THE COMMITTEE FOR ECONOMIC DEVELOPMENT

 

In 1941, Paul Gray Hoffman, President of the Studebaker Company, and a Trustee of the University of Chicago; along with Robert Maynard Hutchins, and William Benton, the University’s President and Vice President; organized the American Policy Commission to apply the work of the University’s scholars and economists to government policy. They later merged with an organization established in 1939 by Fortune magazine, called Fortune Round Table.

 

Starting out as a group of business, labor, agricultural, and religious leaders, they soon evolved into an Establishment organization, with such members as: Ralph McCabe (head of Scott Paper Co.), Henry Luce (Editor-in-Chief and co-founder of Time, Life, and Fortune magazines), Ralph Flanders (a Boston banker), Marshall Field (Chicago newspaper publisher), Clarence Francis (head of General Foods), Ray Rubicam (an advertising representative), and Beardsley Ruml (treasurer of Macy’s Department Store in New York City, former Dean of Social Sciences at the University of Chicago, and Chairman of the New York Federal Reserve Bank, whose idea it was to deduct taxes from your paycheck).

 

At the beginning of World War II, Hoffman and Benton approached Jesse Jones, the Secretary of Commerce, with an idea for an ‘American Policy Commission’ to “analyze, criticize, and challenge the thinking and policies of business, labor, agriculture, and government,” which Jones accepted, and began to organize, with their help.
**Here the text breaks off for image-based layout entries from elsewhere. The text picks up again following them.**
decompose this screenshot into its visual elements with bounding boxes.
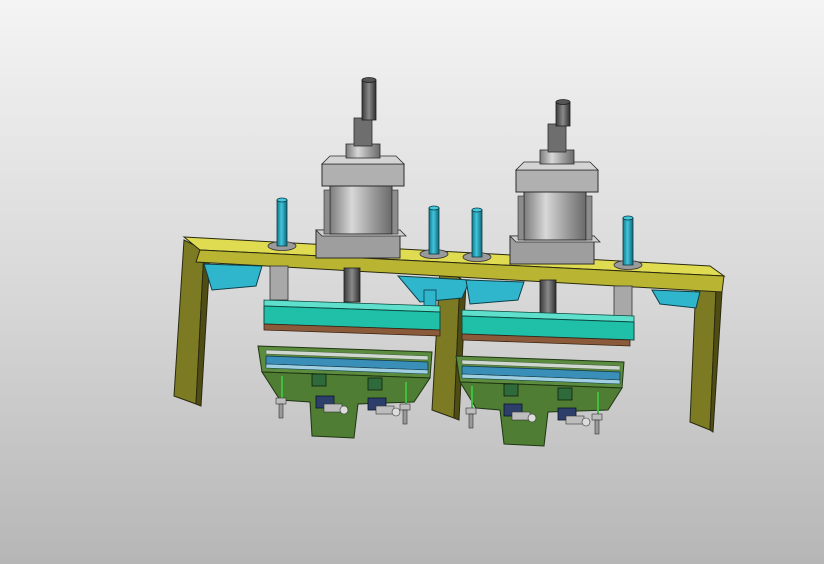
cad-viewport[interactable] <box>0 0 824 564</box>
guide-rod-3 <box>462 207 492 262</box>
press-fixture-model[interactable] <box>0 0 824 564</box>
press-platen-left <box>263 299 441 337</box>
guide-rod-1 <box>267 197 297 251</box>
guide-rod-4 <box>613 215 643 270</box>
pneumatic-cylinder-right <box>509 99 601 337</box>
guide-rod-2 <box>419 205 449 259</box>
press-platen-right <box>461 309 635 347</box>
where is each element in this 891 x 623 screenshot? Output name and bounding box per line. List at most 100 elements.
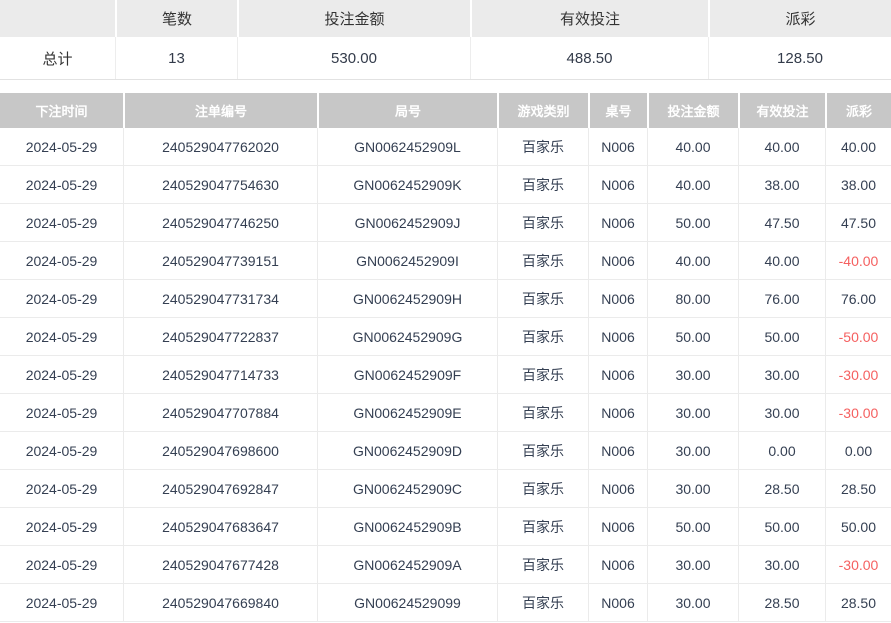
cell-bet-time: 2024-05-29	[0, 166, 123, 204]
cell-game-type: 百家乐	[497, 584, 588, 622]
cell-game-type: 百家乐	[497, 470, 588, 508]
cell-valid-bet: 30.00	[738, 356, 825, 394]
cell-round-id: GN0062452909E	[317, 394, 497, 432]
cell-game-type: 百家乐	[497, 242, 588, 280]
cell-bet-amount: 40.00	[647, 128, 738, 166]
cell-valid-bet: 28.50	[738, 470, 825, 508]
cell-table-no: N006	[588, 546, 647, 584]
cell-table-no: N006	[588, 470, 647, 508]
cell-round-id: GN0062452909L	[317, 128, 497, 166]
summary-total-count: 13	[115, 37, 237, 79]
cell-bet-id: 240529047754630	[123, 166, 317, 204]
cell-bet-id: 240529047707884	[123, 394, 317, 432]
col-header-bet-amount: 投注金额	[647, 93, 738, 128]
cell-table-no: N006	[588, 508, 647, 546]
cell-bet-id: 240529047698600	[123, 432, 317, 470]
cell-round-id: GN0062452909A	[317, 546, 497, 584]
cell-bet-time: 2024-05-29	[0, 128, 123, 166]
table-row: 2024-05-29 240529047692847 GN0062452909C…	[0, 470, 891, 508]
cell-bet-time: 2024-05-29	[0, 432, 123, 470]
cell-bet-amount: 50.00	[647, 204, 738, 242]
records-table-header: 下注时间 注单编号 局号 游戏类别 桌号 投注金额 有效投注 派彩	[0, 93, 891, 128]
records-body: 2024-05-29 240529047762020 GN0062452909L…	[0, 128, 891, 622]
cell-bet-amount: 30.00	[647, 546, 738, 584]
col-header-bet-time: 下注时间	[0, 93, 123, 128]
cell-game-type: 百家乐	[497, 280, 588, 318]
summary-total-valid-bet: 488.50	[470, 37, 708, 79]
col-header-round-id: 局号	[317, 93, 497, 128]
cell-valid-bet: 50.00	[738, 318, 825, 356]
section-gap	[0, 80, 891, 93]
table-row: 2024-05-29 240529047677428 GN0062452909A…	[0, 546, 891, 584]
cell-payout: 28.50	[825, 470, 891, 508]
cell-valid-bet: 50.00	[738, 508, 825, 546]
cell-bet-amount: 30.00	[647, 470, 738, 508]
summary-header: 笔数 投注金额 有效投注 派彩	[0, 0, 891, 37]
cell-table-no: N006	[588, 584, 647, 622]
summary-header-count: 笔数	[115, 0, 237, 37]
cell-valid-bet: 28.50	[738, 584, 825, 622]
cell-game-type: 百家乐	[497, 394, 588, 432]
cell-bet-id: 240529047739151	[123, 242, 317, 280]
cell-bet-id: 240529047692847	[123, 470, 317, 508]
table-row: 2024-05-29 240529047722837 GN0062452909G…	[0, 318, 891, 356]
col-header-valid-bet: 有效投注	[738, 93, 825, 128]
cell-bet-id: 240529047731734	[123, 280, 317, 318]
cell-bet-amount: 80.00	[647, 280, 738, 318]
col-header-bet-id: 注单编号	[123, 93, 317, 128]
cell-payout: 50.00	[825, 508, 891, 546]
cell-table-no: N006	[588, 242, 647, 280]
summary-header-blank	[0, 0, 115, 37]
cell-bet-id: 240529047722837	[123, 318, 317, 356]
cell-valid-bet: 38.00	[738, 166, 825, 204]
cell-table-no: N006	[588, 318, 647, 356]
cell-bet-time: 2024-05-29	[0, 508, 123, 546]
cell-valid-bet: 40.00	[738, 242, 825, 280]
cell-game-type: 百家乐	[497, 356, 588, 394]
summary-total-bet-amount: 530.00	[237, 37, 470, 79]
cell-table-no: N006	[588, 394, 647, 432]
cell-payout: -40.00	[825, 242, 891, 280]
cell-game-type: 百家乐	[497, 546, 588, 584]
cell-table-no: N006	[588, 432, 647, 470]
summary-total-row: 总计 13 530.00 488.50 128.50	[0, 37, 891, 80]
cell-round-id: GN0062452909B	[317, 508, 497, 546]
cell-bet-amount: 40.00	[647, 242, 738, 280]
cell-game-type: 百家乐	[497, 508, 588, 546]
cell-bet-time: 2024-05-29	[0, 356, 123, 394]
cell-round-id: GN00624529099	[317, 584, 497, 622]
cell-bet-time: 2024-05-29	[0, 470, 123, 508]
cell-round-id: GN0062452909F	[317, 356, 497, 394]
cell-payout: -30.00	[825, 394, 891, 432]
cell-bet-id: 240529047683647	[123, 508, 317, 546]
summary-total-payout: 128.50	[708, 37, 891, 79]
cell-round-id: GN0062452909J	[317, 204, 497, 242]
table-row: 2024-05-29 240529047754630 GN0062452909K…	[0, 166, 891, 204]
table-row: 2024-05-29 240529047746250 GN0062452909J…	[0, 204, 891, 242]
cell-valid-bet: 30.00	[738, 546, 825, 584]
cell-table-no: N006	[588, 280, 647, 318]
col-header-game-type: 游戏类别	[497, 93, 588, 128]
cell-bet-amount: 30.00	[647, 394, 738, 432]
cell-bet-time: 2024-05-29	[0, 584, 123, 622]
table-row: 2024-05-29 240529047698600 GN0062452909D…	[0, 432, 891, 470]
cell-table-no: N006	[588, 204, 647, 242]
cell-bet-id: 240529047669840	[123, 584, 317, 622]
table-row: 2024-05-29 240529047731734 GN0062452909H…	[0, 280, 891, 318]
table-row: 2024-05-29 240529047739151 GN0062452909I…	[0, 242, 891, 280]
cell-bet-amount: 30.00	[647, 356, 738, 394]
cell-game-type: 百家乐	[497, 318, 588, 356]
cell-game-type: 百家乐	[497, 204, 588, 242]
cell-game-type: 百家乐	[497, 128, 588, 166]
summary-header-payout: 派彩	[708, 0, 891, 37]
cell-valid-bet: 76.00	[738, 280, 825, 318]
col-header-table-no: 桌号	[588, 93, 647, 128]
cell-valid-bet: 30.00	[738, 394, 825, 432]
col-header-payout: 派彩	[825, 93, 891, 128]
cell-round-id: GN0062452909H	[317, 280, 497, 318]
cell-bet-time: 2024-05-29	[0, 280, 123, 318]
cell-bet-time: 2024-05-29	[0, 546, 123, 584]
cell-table-no: N006	[588, 128, 647, 166]
cell-payout: 40.00	[825, 128, 891, 166]
cell-payout: -50.00	[825, 318, 891, 356]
On September 3, 1942, the Committee for Economic Development was incorporated in Washington, D.C. (2000 L Street NW, Suite 700) to:

 

 “to foster, promote, conduct, encourage, and finance scientific research, education, training, and publication in the broad field of economics in order that industry and commerce may be in a position, in the postwar period, to make their full contribution to high and secure standards of living for people in all walks of life through maximum employment and high productivity in our domestic economy; to promote and carry out these objects, purposes, and principles in a free society without regard to, and independently of the special interests of any group in the body politic, either political, social, or economic.”

 

Basically, their work centered around how to prepare the U.S. economy for a smooth transition from a wartime to a peacetime environment without the occurrence of a major depression or recession. A 1944 CED Report, International Trade and Domestic Employment, by Duke University Professor Calvin B. Hoover, helped push the United States into the International Monetary Fund, which was laid out at the Bretton Woods Conference in June, 1944, by chief negotiators Harry Dexter White (of the CFR) and John Maynard Keynes (of the Fabian Society); and the International Bank for Reconstruction and Development (World Bank); which both became part of the United Nations. It also helped motivate Establishment backing for what later emerged as the General Agreement on Trade and Tariffs.

 

About three years later, their report on An American Program of European Economic Cooperation was eventually developed into the strategy for European recovery that became part of the Marshall Plan. In fact, Hoffman, who became the first CED Chairman, later headed the Federal agency that administered the Marshall Plan.

 

After the War, while Hoover was on leave from Duke, he worked with Hoffman to develop what eventually became known as the Marshall Plan. The group’s later work laid the groundwork for regional government in the United States.